I’m reading about the fill factor setting in Sql Server 2005. Most sources recommend a setting of 80 to 90, depending on how the table is used. When I started looking at our current productions settings, though, I find nothing has been set at all. All the fill factor boxes are unchecked and no value has been entered. So, do most of you end up leaving the fill factor unset? Does this work best in most cases?

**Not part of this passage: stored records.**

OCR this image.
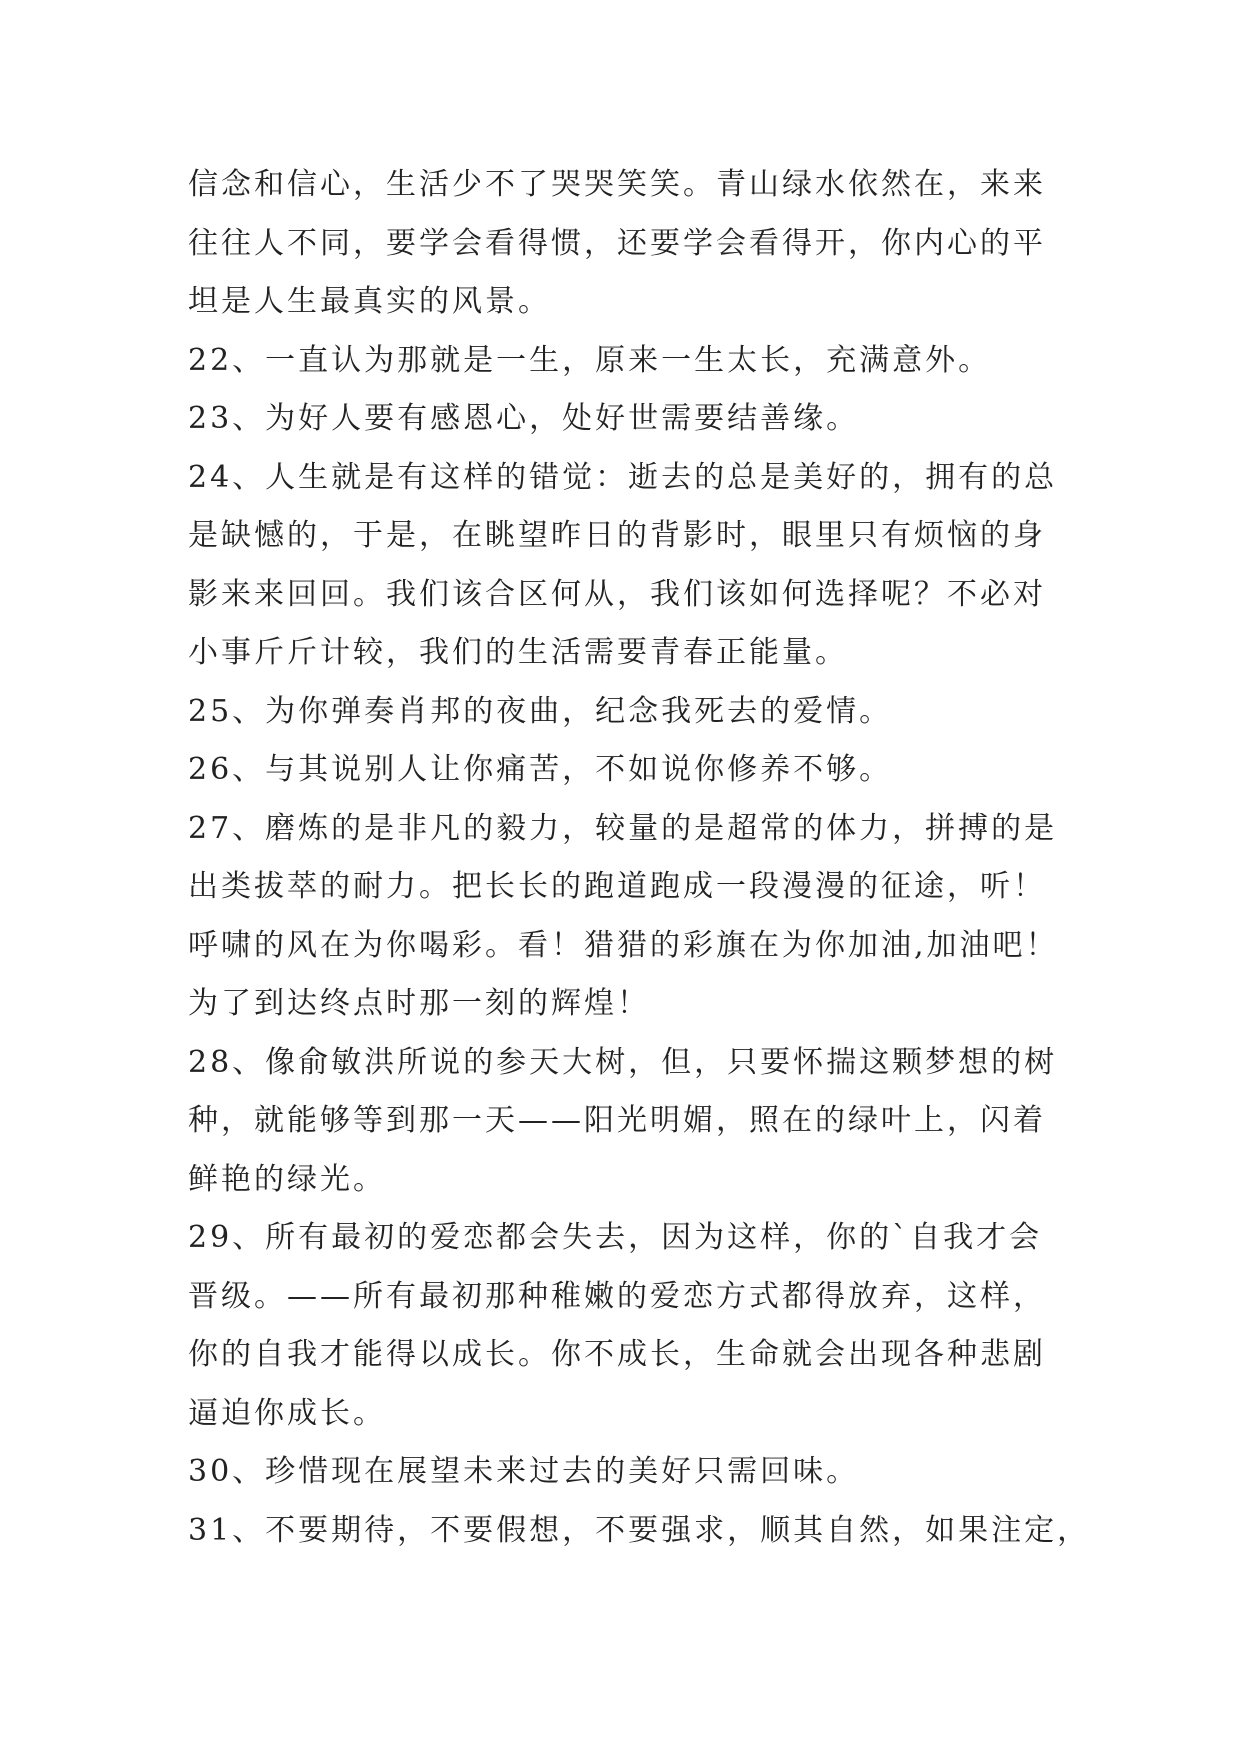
信念和信心，生活少不了哭哭笑笑。青山绿水依然在，来来
往往人不同，要学会看得惯，还要学会看得开，你内心的平
坦是人生最真实的风景。
22、一直认为那就是一生，原来一生太长，充满意外。
23、为好人要有感恩心，处好世需要结善缘。
24、人生就是有这样的错觉：逝去的总是美好的，拥有的总
是缺憾的，于是，在眺望昨日的背影时，眼里只有烦恼的身
影来来回回。我们该合区何从，我们该如何选择呢？不必对
小事斤斤计较，我们的生活需要青春正能量。
25、为你弹奏肖邦的夜曲，纪念我死去的爱情。
26、与其说别人让你痛苦，不如说你修养不够。
27、磨炼的是非凡的毅力，较量的是超常的体力，拼搏的是
出类拔萃的耐力。把长长的跑道跑成一段漫漫的征途，听！
呼啸的风在为你喝彩。看！猎猎的彩旗在为你加油,加油吧！
为了到达终点时那一刻的辉煌！
28、像俞敏洪所说的参天大树，但，只要怀揣这颗梦想的树
种，就能够等到那一天——阳光明媚，照在的绿叶上，闪着
鲜艳的绿光。
29、所有最初的爱恋都会失去，因为这样，你的`自我才会
晋级。——所有最初那种稚嫩的爱恋方式都得放弃，这样，
你的自我才能得以成长。你不成长，生命就会出现各种悲剧
逼迫你成长。
30、珍惜现在展望未来过去的美好只需回味。
31、不要期待，不要假想，不要强求，顺其自然，如果注定，
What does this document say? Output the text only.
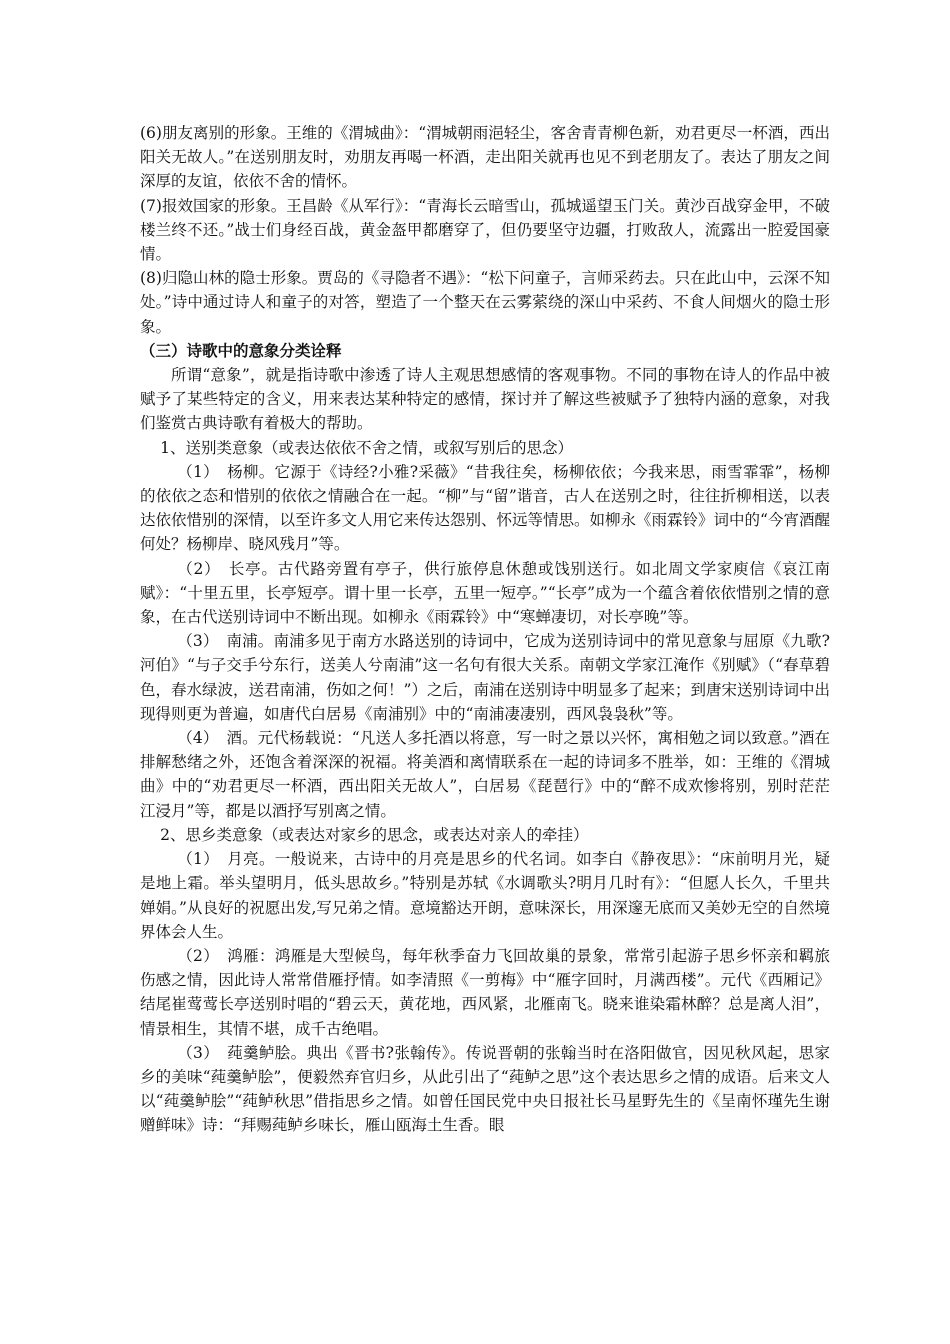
(6)朋友离别的形象。王维的《渭城曲》：“渭城朝雨浥轻尘，客舍青青柳色新，劝君更尽一杯酒，西出阳关无故人。”在送别朋友时，劝朋友再喝一杯酒，走出阳关就再也见不到老朋友了。表达了朋友之间深厚的友谊，依依不舍的情怀。

(7)报效国家的形象。王昌龄《从军行》：“青海长云暗雪山，孤城遥望玉门关。黄沙百战穿金甲，不破楼兰终不还。”战士们身经百战，黄金盔甲都磨穿了，但仍要坚守边疆，打败敌人，流露出一腔爱国豪情。

(8)归隐山林的隐士形象。贾岛的《寻隐者不遇》：“松下问童子，言师采药去。只在此山中，云深不知处。”诗中通过诗人和童子的对答，塑造了一个整天在云雾萦绕的深山中采药、不食人间烟火的隐士形象。

（三）诗歌中的意象分类诠释

所谓“意象”，就是指诗歌中渗透了诗人主观思想感情的客观事物。不同的事物在诗人的作品中被赋予了某些特定的含义，用来表达某种特定的感情，探讨并了解这些被赋予了独特内涵的意象，对我们鉴赏古典诗歌有着极大的帮助。

1、送别类意象（或表达依依不舍之情，或叙写别后的思念）

（1）　杨柳。它源于《诗经?小雅?采薇》“昔我往矣，杨柳依依；今我来思，雨雪霏霏”，杨柳的依依之态和惜别的依依之情融合在一起。“柳”与“留”谐音，古人在送别之时，往往折柳相送，以表达依依惜别的深情，以至许多文人用它来传达怨别、怀远等情思。如柳永《雨霖铃》词中的“今宵酒醒何处？杨柳岸、晓风残月”等。

（2）　长亭。古代路旁置有亭子，供行旅停息休憩或饯别送行。如北周文学家庾信《哀江南赋》：“十里五里，长亭短亭。谓十里一长亭，五里一短亭。”“长亭”成为一个蕴含着依依惜别之情的意象，在古代送别诗词中不断出现。如柳永《雨霖铃》中“寒蝉凄切，对长亭晚”等。

（3）　南浦。南浦多见于南方水路送别的诗词中，它成为送别诗词中的常见意象与屈原《九歌?河伯》“与子交手兮东行，送美人兮南浦”这一名句有很大关系。南朝文学家江淹作《别赋》（“春草碧色，春水绿波，送君南浦，伤如之何！”）之后，南浦在送别诗中明显多了起来；到唐宋送别诗词中出现得则更为普遍，如唐代白居易《南浦别》中的“南浦凄凄别，西风袅袅秋”等。

（4）　酒。元代杨载说：“凡送人多托酒以将意，写一时之景以兴怀，寓相勉之词以致意。”酒在排解愁绪之外，还饱含着深深的祝福。将美酒和离情联系在一起的诗词多不胜举，如：王维的《渭城曲》中的“劝君更尽一杯酒，西出阳关无故人”，白居易《琵琶行》中的“醉不成欢惨将别，别时茫茫江浸月”等，都是以酒抒写别离之情。

2、思乡类意象（或表达对家乡的思念，或表达对亲人的牵挂）

（1）　月亮。一般说来，古诗中的月亮是思乡的代名词。如李白《静夜思》：“床前明月光，疑是地上霜。举头望明月，低头思故乡。”特别是苏轼《水调歌头?明月几时有》：“但愿人长久，千里共婵娟。”从良好的祝愿出发,写兄弟之情。意境豁达开朗，意味深长，用深邃无底而又美妙无空的自然境界体会人生。

（2）　鸿雁：鸿雁是大型候鸟，每年秋季奋力飞回故巢的景象，常常引起游子思乡怀亲和羁旅伤感之情，因此诗人常常借雁抒情。如李清照《一剪梅》中“雁字回时，月满西楼”。元代《西厢记》结尾崔莺莺长亭送别时唱的“碧云天，黄花地，西风紧，北雁南飞。晓来谁染霜林醉？总是离人泪”，情景相生，其情不堪，成千古绝唱。

（3）　莼羹鲈脍。典出《晋书?张翰传》。传说晋朝的张翰当时在洛阳做官，因见秋风起，思家乡的美味“莼羹鲈脍”，便毅然弃官归乡，从此引出了“莼鲈之思”这个表达思乡之情的成语。后来文人以“莼羹鲈脍”“莼鲈秋思”借指思乡之情。如曾任国民党中央日报社长马星野先生的《呈南怀瑾先生谢赠鲜味》诗：“拜赐莼鲈乡味长，雁山瓯海土生香。眼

Default vlaue is zero (100)…I change the setting but not in all tables/indexes…. Read the following… Read BOL SQL Server 2005 Fill Factor If you are not sure what to make the fill factor for your indexes, your first step is to determine the ratio of disk writes to reads. The way to do this is to use these two counters: Physical Disk Object: % Disk Read Time and Physical Disk Object: % Write Time. When you run both counters on an array, you should get a good feel for what percentage of your I/O is reads and writes. You will want to run this over a period of time representative of your typical server load. If your percentage writes greatly exceeds the percentage of reads, then a lower fill factor is called for. If your percentage of reads greatly exceeds the percentage of writes, then a higher fill factor is called for. Another Performance Monitor counter you can use to help you select the ideal fill factor for your environment is the SQL Server Access Methods: Pages Splits/Sec. This counter measures the number of page splits that are occurring in SQL Server every second. For best performance, you will want this counter to be as low as possible, as page splits incur extra server overhead, hurting performance. If this number is relatively high, then you may need to lower the fill factor in order to prevent new page splits. If this counter is very low, then the fill factor you have is fine, or it could be a little too low. You won’t know unless you increase the fill factor and watch the results. Ideally, you want a fill factor that prevents excessive page splits, but not so low as to increase the size of the database, which in turn can reduce read performance because of all the extra data pages that need to be read.
Thanks much, MohammedU. That helps me significantly.